Petro v. Jarvis, No. Cv97-0139906 (Dec. 17, 1998)

[EDITOR'S NOTE: This case is unpublished as indicated by the issuing court.] MEMORANDUM OF DECISION RE: MOTION FOR SUMMARY JUDGMENT #115 This case arises out of an automobile accident between the plaintiff, Diane Petro, and the defendant, Michelle Jarvis.1 The fourth count of the complaint asserts a claim for underinsured motorist benefits under an insurance contract with Allstate Insurance Company, the plaintiff's insurer.

The defendant Allstate filed a motion for summary judgment on the grounds that the plaintiff "failed to exhaust the liability limits of co-defendant's insurance policy, thereby precluding an action for underinsured motorist benefits." (Motion for Summary Judgment, p. 1.)

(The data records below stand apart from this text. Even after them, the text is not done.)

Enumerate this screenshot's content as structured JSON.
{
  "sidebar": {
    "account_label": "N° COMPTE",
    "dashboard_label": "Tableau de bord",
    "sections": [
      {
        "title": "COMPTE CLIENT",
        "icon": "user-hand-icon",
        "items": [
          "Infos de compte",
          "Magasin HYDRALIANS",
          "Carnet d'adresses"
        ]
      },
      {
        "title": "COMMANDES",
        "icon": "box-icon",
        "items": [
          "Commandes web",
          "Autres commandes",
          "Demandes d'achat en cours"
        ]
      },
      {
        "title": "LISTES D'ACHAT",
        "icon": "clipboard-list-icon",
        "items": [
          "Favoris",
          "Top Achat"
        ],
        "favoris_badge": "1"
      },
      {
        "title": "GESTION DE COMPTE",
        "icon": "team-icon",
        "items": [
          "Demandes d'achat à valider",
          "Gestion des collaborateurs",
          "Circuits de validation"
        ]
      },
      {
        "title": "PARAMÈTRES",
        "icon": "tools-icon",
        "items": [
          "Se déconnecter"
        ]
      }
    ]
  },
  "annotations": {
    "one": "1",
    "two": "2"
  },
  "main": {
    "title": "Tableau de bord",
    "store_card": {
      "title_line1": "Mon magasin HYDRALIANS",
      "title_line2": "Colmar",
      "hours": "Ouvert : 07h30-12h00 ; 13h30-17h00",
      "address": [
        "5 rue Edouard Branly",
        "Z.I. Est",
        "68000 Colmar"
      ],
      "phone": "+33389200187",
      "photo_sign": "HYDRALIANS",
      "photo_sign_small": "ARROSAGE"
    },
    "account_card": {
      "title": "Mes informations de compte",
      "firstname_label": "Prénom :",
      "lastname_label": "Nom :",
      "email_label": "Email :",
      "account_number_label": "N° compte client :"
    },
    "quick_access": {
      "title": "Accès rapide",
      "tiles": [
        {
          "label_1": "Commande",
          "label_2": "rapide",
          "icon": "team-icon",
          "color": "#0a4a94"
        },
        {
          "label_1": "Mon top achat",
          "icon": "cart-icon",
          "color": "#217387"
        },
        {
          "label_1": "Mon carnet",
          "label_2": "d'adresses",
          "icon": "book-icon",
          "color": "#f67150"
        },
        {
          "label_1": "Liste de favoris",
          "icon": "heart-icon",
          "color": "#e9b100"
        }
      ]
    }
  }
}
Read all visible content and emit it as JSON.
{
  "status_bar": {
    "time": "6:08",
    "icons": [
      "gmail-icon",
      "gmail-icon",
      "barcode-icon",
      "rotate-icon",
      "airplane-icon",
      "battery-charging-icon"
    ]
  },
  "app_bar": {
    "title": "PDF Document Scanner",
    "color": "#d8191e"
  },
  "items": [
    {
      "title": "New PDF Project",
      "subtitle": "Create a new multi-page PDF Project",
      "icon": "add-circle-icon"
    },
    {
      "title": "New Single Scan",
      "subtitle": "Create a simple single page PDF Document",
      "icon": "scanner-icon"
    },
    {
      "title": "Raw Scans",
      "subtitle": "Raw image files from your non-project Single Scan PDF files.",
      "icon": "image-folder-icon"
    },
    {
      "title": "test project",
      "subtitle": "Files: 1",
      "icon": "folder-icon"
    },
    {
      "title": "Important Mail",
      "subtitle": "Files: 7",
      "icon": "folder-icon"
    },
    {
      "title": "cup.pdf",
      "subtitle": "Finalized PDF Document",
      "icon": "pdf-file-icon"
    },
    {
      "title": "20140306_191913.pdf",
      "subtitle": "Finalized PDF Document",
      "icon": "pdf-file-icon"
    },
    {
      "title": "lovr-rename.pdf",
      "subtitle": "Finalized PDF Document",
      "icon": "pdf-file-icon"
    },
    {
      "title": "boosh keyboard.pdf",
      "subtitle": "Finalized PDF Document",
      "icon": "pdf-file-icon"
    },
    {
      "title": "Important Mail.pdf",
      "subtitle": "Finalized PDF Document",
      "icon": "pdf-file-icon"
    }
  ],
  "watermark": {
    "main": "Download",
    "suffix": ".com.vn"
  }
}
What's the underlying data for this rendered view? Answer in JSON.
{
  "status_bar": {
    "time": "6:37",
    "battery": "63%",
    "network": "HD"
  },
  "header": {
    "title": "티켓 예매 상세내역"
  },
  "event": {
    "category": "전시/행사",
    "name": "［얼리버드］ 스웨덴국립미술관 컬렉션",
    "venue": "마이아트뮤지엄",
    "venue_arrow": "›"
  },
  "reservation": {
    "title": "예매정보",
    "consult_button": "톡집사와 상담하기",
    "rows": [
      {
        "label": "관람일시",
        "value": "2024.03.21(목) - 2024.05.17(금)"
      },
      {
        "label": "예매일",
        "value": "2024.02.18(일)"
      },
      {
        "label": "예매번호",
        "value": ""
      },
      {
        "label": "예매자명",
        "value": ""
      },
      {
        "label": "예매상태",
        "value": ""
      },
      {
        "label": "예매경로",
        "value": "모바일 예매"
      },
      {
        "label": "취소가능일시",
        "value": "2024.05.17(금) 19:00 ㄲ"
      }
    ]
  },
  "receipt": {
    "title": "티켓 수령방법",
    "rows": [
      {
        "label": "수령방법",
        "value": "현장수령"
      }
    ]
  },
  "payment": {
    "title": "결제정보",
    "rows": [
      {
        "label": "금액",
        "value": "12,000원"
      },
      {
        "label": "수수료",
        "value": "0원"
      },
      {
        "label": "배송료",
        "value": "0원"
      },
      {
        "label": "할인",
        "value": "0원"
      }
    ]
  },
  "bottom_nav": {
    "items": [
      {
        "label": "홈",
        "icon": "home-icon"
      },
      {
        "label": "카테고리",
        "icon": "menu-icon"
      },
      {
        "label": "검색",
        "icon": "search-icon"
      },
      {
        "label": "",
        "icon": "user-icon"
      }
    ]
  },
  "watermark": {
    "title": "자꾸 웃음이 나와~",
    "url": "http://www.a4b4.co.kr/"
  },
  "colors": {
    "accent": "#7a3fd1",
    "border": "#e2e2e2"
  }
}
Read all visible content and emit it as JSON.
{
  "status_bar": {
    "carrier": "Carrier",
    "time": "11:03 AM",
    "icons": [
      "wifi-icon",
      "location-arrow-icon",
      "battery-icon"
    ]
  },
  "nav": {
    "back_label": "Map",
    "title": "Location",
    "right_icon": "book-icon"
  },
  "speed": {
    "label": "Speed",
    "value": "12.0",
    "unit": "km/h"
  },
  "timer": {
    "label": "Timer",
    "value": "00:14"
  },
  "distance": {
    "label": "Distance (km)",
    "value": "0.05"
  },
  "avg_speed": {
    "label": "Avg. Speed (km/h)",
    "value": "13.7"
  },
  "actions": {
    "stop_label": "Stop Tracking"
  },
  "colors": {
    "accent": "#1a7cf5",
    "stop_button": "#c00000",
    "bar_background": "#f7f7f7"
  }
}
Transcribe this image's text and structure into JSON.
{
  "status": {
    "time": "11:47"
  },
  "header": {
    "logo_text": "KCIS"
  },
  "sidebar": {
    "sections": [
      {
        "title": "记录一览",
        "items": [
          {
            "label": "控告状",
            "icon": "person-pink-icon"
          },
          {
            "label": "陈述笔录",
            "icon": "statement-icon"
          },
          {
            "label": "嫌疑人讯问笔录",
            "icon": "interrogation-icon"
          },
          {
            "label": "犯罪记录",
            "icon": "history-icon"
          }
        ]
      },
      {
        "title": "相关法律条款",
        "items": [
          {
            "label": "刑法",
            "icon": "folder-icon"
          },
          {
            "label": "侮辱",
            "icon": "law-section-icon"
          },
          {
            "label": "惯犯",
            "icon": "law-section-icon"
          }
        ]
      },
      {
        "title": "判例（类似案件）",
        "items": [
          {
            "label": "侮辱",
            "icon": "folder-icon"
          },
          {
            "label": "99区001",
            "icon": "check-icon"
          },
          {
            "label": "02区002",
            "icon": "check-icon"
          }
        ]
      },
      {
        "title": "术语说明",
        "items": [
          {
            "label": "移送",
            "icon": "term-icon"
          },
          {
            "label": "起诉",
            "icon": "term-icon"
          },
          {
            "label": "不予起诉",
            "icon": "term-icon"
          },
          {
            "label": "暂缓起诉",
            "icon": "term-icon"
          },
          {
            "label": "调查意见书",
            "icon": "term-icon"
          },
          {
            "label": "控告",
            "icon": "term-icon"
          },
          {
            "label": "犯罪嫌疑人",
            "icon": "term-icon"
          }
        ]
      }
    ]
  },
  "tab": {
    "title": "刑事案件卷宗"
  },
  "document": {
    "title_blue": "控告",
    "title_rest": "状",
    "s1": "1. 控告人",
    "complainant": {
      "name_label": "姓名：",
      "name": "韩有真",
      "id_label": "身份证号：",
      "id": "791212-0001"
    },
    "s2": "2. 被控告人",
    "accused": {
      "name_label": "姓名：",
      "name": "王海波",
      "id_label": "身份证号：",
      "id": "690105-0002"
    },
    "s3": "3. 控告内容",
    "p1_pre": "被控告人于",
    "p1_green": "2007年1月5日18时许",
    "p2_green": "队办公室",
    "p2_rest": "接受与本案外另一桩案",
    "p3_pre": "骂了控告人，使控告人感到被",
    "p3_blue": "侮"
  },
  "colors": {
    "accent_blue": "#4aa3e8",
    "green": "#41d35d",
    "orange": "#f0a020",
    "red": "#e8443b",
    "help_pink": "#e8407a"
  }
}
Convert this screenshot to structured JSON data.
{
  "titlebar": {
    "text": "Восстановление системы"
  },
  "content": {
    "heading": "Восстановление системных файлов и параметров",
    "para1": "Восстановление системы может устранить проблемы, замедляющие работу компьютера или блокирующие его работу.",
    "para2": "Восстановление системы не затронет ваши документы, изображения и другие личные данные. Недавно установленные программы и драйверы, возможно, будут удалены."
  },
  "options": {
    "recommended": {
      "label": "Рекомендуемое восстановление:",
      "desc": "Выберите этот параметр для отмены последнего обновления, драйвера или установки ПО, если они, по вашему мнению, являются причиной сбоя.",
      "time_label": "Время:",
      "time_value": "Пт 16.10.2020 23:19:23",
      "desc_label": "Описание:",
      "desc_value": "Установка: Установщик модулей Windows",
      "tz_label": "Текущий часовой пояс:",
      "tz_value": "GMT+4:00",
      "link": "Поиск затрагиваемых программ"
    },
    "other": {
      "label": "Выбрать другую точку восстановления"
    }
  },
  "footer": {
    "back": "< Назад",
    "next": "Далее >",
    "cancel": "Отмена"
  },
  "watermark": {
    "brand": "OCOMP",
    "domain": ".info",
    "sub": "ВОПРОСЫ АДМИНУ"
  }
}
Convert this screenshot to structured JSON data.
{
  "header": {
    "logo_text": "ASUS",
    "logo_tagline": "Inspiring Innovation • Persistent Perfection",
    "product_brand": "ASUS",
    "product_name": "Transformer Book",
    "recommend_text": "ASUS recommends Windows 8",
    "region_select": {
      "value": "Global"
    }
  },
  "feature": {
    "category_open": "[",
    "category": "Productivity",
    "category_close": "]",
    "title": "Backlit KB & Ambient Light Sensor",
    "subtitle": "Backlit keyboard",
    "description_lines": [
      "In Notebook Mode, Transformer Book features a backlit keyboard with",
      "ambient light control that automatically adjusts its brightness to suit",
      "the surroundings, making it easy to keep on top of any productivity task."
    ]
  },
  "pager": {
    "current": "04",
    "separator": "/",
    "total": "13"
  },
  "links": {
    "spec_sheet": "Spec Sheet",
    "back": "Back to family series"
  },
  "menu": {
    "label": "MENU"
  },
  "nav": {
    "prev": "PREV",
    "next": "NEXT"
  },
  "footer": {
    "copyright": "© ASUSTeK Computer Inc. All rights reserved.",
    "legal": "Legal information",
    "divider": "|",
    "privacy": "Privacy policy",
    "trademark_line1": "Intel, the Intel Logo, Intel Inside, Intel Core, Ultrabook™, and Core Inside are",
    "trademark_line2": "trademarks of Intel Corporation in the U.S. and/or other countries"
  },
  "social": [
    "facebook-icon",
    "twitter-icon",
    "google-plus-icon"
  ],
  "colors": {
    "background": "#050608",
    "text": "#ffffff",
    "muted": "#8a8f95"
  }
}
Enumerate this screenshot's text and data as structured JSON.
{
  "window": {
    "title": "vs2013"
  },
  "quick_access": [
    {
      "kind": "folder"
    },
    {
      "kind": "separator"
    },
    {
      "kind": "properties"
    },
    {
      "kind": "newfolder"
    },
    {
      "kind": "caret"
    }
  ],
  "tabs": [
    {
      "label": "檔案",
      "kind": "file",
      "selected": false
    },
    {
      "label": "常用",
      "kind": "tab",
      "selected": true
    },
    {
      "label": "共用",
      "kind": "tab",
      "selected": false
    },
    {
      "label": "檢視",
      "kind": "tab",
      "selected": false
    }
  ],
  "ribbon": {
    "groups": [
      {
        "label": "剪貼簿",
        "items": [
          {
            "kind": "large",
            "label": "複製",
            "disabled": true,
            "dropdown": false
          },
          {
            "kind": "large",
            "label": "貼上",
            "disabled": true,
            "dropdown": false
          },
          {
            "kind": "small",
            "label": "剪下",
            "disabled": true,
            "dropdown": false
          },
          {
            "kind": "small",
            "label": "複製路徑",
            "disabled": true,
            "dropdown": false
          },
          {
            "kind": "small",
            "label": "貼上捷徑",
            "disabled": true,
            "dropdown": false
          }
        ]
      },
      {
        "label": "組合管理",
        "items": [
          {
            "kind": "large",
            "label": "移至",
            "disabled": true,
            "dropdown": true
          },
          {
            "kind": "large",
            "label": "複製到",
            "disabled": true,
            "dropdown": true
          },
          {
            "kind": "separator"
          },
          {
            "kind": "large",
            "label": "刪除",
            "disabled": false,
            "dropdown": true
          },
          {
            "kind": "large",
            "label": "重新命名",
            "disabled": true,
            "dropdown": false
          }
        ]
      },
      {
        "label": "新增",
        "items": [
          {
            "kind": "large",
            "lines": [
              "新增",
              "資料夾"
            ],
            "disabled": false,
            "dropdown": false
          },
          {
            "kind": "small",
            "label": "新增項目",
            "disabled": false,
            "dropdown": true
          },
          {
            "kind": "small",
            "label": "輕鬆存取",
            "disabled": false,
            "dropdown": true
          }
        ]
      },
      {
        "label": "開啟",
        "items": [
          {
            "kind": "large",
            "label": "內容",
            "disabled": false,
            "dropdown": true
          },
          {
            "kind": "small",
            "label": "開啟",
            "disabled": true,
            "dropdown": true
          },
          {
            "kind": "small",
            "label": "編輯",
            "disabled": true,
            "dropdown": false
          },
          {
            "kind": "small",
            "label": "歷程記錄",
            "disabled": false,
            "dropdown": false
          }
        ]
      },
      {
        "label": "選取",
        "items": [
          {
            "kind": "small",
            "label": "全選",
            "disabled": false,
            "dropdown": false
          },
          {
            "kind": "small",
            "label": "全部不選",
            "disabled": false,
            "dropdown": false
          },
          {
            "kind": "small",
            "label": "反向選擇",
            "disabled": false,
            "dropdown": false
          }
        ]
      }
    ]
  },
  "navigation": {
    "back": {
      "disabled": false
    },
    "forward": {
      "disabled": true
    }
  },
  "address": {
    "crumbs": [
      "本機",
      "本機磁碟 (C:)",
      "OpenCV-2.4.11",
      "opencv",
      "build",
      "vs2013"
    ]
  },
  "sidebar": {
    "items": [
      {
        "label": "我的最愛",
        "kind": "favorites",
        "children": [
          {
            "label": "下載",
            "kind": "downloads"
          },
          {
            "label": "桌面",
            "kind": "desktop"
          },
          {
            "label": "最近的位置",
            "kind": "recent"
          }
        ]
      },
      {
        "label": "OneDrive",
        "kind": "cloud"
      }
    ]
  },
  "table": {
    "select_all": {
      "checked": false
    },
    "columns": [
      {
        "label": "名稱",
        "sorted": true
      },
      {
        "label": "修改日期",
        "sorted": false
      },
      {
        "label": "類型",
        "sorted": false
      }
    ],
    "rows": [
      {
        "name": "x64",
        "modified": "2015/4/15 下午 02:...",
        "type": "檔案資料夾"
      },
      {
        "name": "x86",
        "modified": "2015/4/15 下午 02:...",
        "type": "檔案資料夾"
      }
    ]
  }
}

"Practice Book § 384 [now Practice Book (1998 Rev.) § 17-49] provides that summary judgment shall be rendered forthwith if the pleadings, affidavits and any other proof submitted show that there is no genuine issue as to any material fact and that the moving party is entitled to judgment as a matter of law. . . In deciding a motion for summary judgment, the trial court must view the evidence in the light most favorable to the nonmoving party. . . The party seeking summary judgment has the burden of showing the absence of any genuine issue [of] material facts which, under applicable principles of substantive law, entitle him to a judgment as a matter of law . . . and the party opposing such a motion must provide an evidentiary foundation to demonstrate the existence of a genuine issue of material fact. . ." (Citations omitted; internal quotation marks omitted.) Hertz Corp. v. Federal Ins. Co., 245 Conn. 374, 380, (1998). "The test is whether a party would be entitled to a directed verdict on the same facts.'" Daoust v. McWilliams,49 Conn. App. 715, 719, (1998), quoting Connellv. Colwell, 214 Conn. 242, 246-47, 571 A.2d 116 (1990). CT Page 14490

The defendant urges the court to grant its motion arguing that C.G.S. Section 38a-336 was enacted to protect the plaintiff by tolling the statute of limitation in underinsured cases and therefore there is no need to institute suits before damages have been established against the tortfeasor. The court agrees that this statute has made it possible for insureds to wait until damages have been determined against the tortfeasor prior to them filing a lawsuit against their underinsured carrier. The court disagrees that this statute precludes, however, the procedure which the plaintiff attempts to utilize here. Section 38a-336(b) "requires that an insurer pay its insured up to the limits of the policy's [underinsured] motorist coverage after the liability limits of all other applicable insurance policies have been exhausted by payment of judgments or settlements. . . This statute does not require exhaustion as a condition precedent to instituting an action against the carrier. See Berger v. Lucker, Superior Court judicial district of Waterbury, Docket No. 124176 (May 9, 1996, Vertefeuille, J.). The court agrees with Judge Melville, who in a recent decision dealing with the procedure utilized by the plaintiff here said: "Neither the decisional law nor the statutory law of Connecticut precludes such a procedure. Indeed, the filing of such a claim has been approved."McGrimley v. Karpicky, Superior Court judicial district of Fairfield at Bridgeport, Docket No. 349304 22 CONN. L. RPTR. 55 (April 22, 1998) (Melville, J.).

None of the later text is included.